BBC Radio London DJ Robbie Vincent certainly was. On his late 1970s show he had a weekly link up with the US, and announced one spring Sunday that it would be an hour later due to the clock change — but it should have been an hour earlier. By the scheduled link-up time, he found he had, of course, missed it… by two hours!
That was a one-off. But if some European countries now opt to keep the same time all year, while others continue to turn back and forward, mix-ups will always be happening.
The “chaos of clocks” might well be returning.
Time for a change?
The case for and against Daylight Saving Time:
- It helps save artificial light.
- It gives us longer evenings to spend outdoors in summer. This is healthy and might do something to combat our sedentary lifestyle.

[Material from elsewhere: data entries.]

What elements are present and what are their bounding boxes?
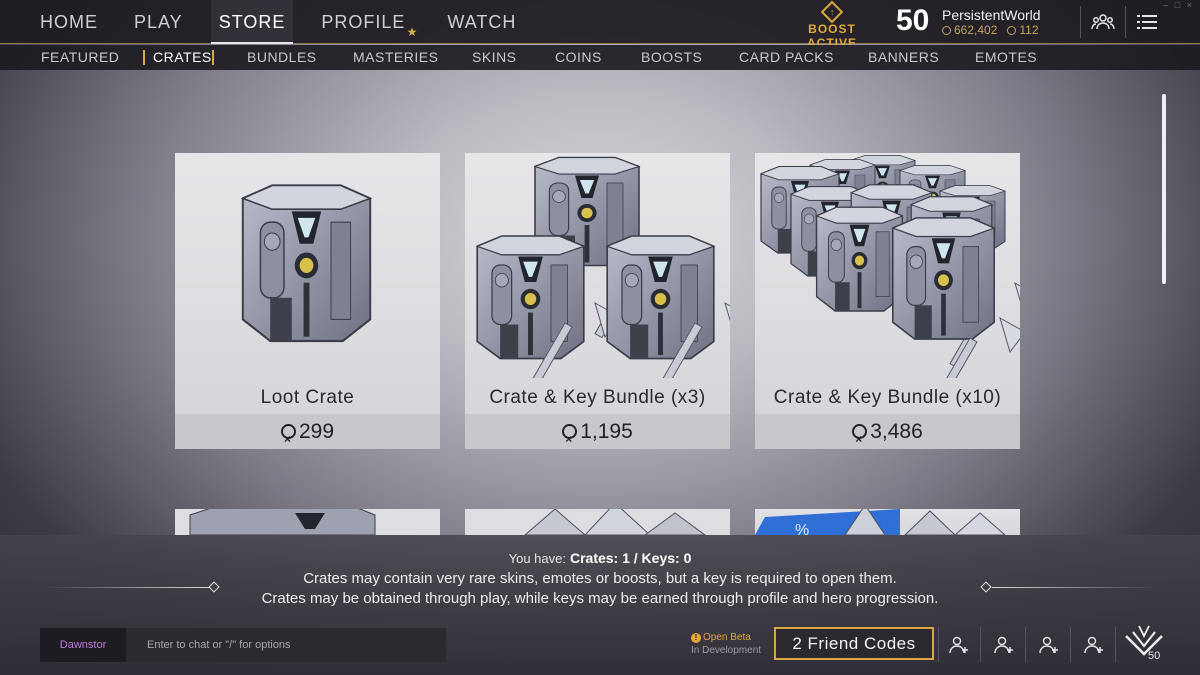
active-marker-right bbox=[212, 50, 214, 65]
add-friend-icon bbox=[1039, 636, 1058, 653]
crate-bundle-x10-image bbox=[760, 155, 1020, 378]
inventory-value: Crates: 1 / Keys: 0 bbox=[569, 550, 692, 566]
status-line-1: ! Open Beta bbox=[691, 631, 761, 644]
currency-secondary-value: 112 bbox=[1019, 23, 1039, 37]
chat-input[interactable] bbox=[126, 628, 446, 662]
store-card-crate-key-bundle-x10[interactable]: Crate & Key Bundle (x10) 3,486 bbox=[755, 153, 1020, 457]
keys-card-image: % bbox=[755, 509, 1006, 535]
divider-left bbox=[45, 587, 210, 588]
main-nav: HOME PLAY STORE PROFILE ★ WATCH bbox=[40, 0, 552, 44]
sub-nav: FEATURED CRATES BUNDLES MASTERIES SKINS … bbox=[0, 45, 1200, 70]
subnav-skins[interactable]: SKINS bbox=[472, 45, 517, 70]
store-card-partial-2[interactable] bbox=[465, 509, 730, 535]
svg-text:%: % bbox=[795, 522, 809, 535]
coin-icon bbox=[1007, 26, 1017, 35]
party-slot-1[interactable] bbox=[937, 627, 981, 662]
card-title: Crate & Key Bundle (x10) bbox=[773, 387, 1002, 408]
info-line-1: Crates may contain very rare skins, emot… bbox=[303, 570, 897, 587]
subnav-crates[interactable]: CRATES bbox=[153, 45, 212, 70]
nav-store[interactable]: STORE bbox=[210, 0, 294, 44]
build-status: ! Open Beta In Development bbox=[691, 631, 761, 657]
chat-channel-name[interactable]: Dawnstor bbox=[40, 628, 126, 662]
divider bbox=[1080, 6, 1081, 38]
subnav-boosts[interactable]: BOOSTS bbox=[641, 45, 702, 70]
player-name: PersistentWorld bbox=[942, 7, 1041, 23]
crate-image bbox=[241, 184, 372, 343]
active-marker-left bbox=[143, 50, 145, 65]
party-slot-4[interactable] bbox=[1072, 627, 1116, 662]
subnav-bundles[interactable]: BUNDLES bbox=[247, 45, 317, 70]
inventory-status: You have: Crates: 1 / Keys: 0 bbox=[0, 550, 1200, 566]
status-line-1-text: Open Beta bbox=[703, 632, 751, 643]
player-level: 50 bbox=[896, 4, 930, 37]
nav-home[interactable]: HOME bbox=[40, 0, 98, 44]
window-controls[interactable]: – □ × bbox=[1163, 0, 1194, 10]
store-card-loot-crate[interactable]: Loot Crate 299 bbox=[175, 153, 440, 457]
inventory-prefix: You have: bbox=[508, 551, 566, 566]
currency-secondary: 112 bbox=[1007, 23, 1039, 37]
currency-primary-value: 662,402 bbox=[954, 23, 998, 37]
keys-image bbox=[524, 509, 706, 535]
premium-coin-icon bbox=[280, 422, 296, 457]
divider bbox=[980, 627, 981, 662]
divider bbox=[1025, 627, 1026, 662]
store-card-crate-key-bundle-x3[interactable]: Crate & Key Bundle (x3) 1,195 bbox=[465, 153, 730, 457]
subnav-emotes[interactable]: EMOTES bbox=[975, 45, 1037, 70]
subnav-featured[interactable]: FEATURED bbox=[41, 45, 119, 70]
nav-watch[interactable]: WATCH bbox=[447, 0, 516, 44]
divider-right bbox=[992, 587, 1157, 588]
crate-image bbox=[189, 509, 376, 535]
divider bbox=[1115, 627, 1116, 662]
alert-icon: ! bbox=[691, 633, 701, 643]
nav-profile-label: PROFILE bbox=[321, 12, 406, 32]
add-friend-icon bbox=[949, 636, 968, 653]
store-card-partial-1[interactable] bbox=[175, 509, 440, 535]
top-bar: HOME PLAY STORE PROFILE ★ WATCH ↑ BOOST A… bbox=[0, 0, 1200, 50]
crate-bundle-x3-image bbox=[476, 156, 730, 378]
party-slot-2[interactable] bbox=[982, 627, 1026, 662]
status-line-2: In Development bbox=[691, 645, 762, 656]
info-line-2: Crates may be obtained through play, whi… bbox=[261, 590, 939, 607]
currency-row: 662,402 112 bbox=[942, 23, 1041, 37]
player-info[interactable]: PersistentWorld 662,402 112 bbox=[942, 7, 1041, 37]
subnav-masteries[interactable]: MASTERIES bbox=[353, 45, 438, 70]
boost-diamond-icon: ↑ bbox=[820, 0, 844, 24]
divider bbox=[1070, 627, 1071, 662]
card-price-value: 1,195 bbox=[580, 420, 633, 443]
nav-profile[interactable]: PROFILE ★ bbox=[321, 0, 417, 44]
subnav-card-packs[interactable]: CARD PACKS bbox=[739, 45, 834, 70]
friend-codes-button[interactable]: 2 Friend Codes bbox=[774, 627, 934, 660]
premium-coin-icon bbox=[562, 422, 578, 457]
currency-primary: 662,402 bbox=[942, 23, 997, 37]
store-card-partial-3[interactable]: % bbox=[755, 509, 1020, 535]
friends-icon[interactable] bbox=[1088, 8, 1118, 36]
boost-indicator[interactable]: ↑ BOOST ACTIVE bbox=[786, 0, 878, 50]
card-price: 3,486 bbox=[755, 414, 1020, 457]
card-price-value: 3,486 bbox=[870, 420, 923, 443]
premium-coin-icon bbox=[852, 422, 868, 457]
party-slot-3[interactable] bbox=[1027, 627, 1071, 662]
add-friend-icon bbox=[1084, 636, 1103, 653]
card-price: 1,195 bbox=[465, 414, 730, 457]
coin-icon bbox=[942, 26, 951, 35]
nav-play[interactable]: PLAY bbox=[134, 0, 183, 44]
menu-icon[interactable] bbox=[1132, 8, 1162, 36]
card-price: 299 bbox=[175, 414, 440, 457]
divider bbox=[1125, 6, 1126, 38]
card-title: Crate & Key Bundle (x3) bbox=[489, 387, 706, 408]
subnav-coins[interactable]: COINS bbox=[555, 45, 602, 70]
scrollbar[interactable] bbox=[1162, 94, 1166, 284]
card-price-value: 299 bbox=[298, 420, 335, 443]
card-title: Loot Crate bbox=[260, 387, 355, 408]
add-friend-icon bbox=[994, 636, 1013, 653]
subnav-banners[interactable]: BANNERS bbox=[868, 45, 939, 70]
rank-level: 50 bbox=[1148, 650, 1161, 662]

- Optional DST means mayhem. A 40-mile journey in Ohio once involved seven different time changes.
- Studies have found that DST improves road safety by reducing pedestrian fatalities at dawn and dusk.
- Who would say no to an extra hour’s sleep in winter?
- Today a lot of our energy is consumed by computers and TVs — which we use even in daylight.
- Altering clocks is tedious, especially if you have one in every room.
- It interferes with farmers’ schedules. Cows need milking every 12 hours, regardless of the time.
- Research at the University of Colorado has shown that lack of sleep after clocks are put forward resulted in a 17% increase in car crashes. Investigators attributed it to drivers struggling to stay awake behind the wheel.
- Early evening darkness has been linked to Seasonal Affective Disorder. A study by Søren D Ostergaard (2016) reported a spike in hospital admissions for depression in Denmark immediately following the changing of the clocks in winter.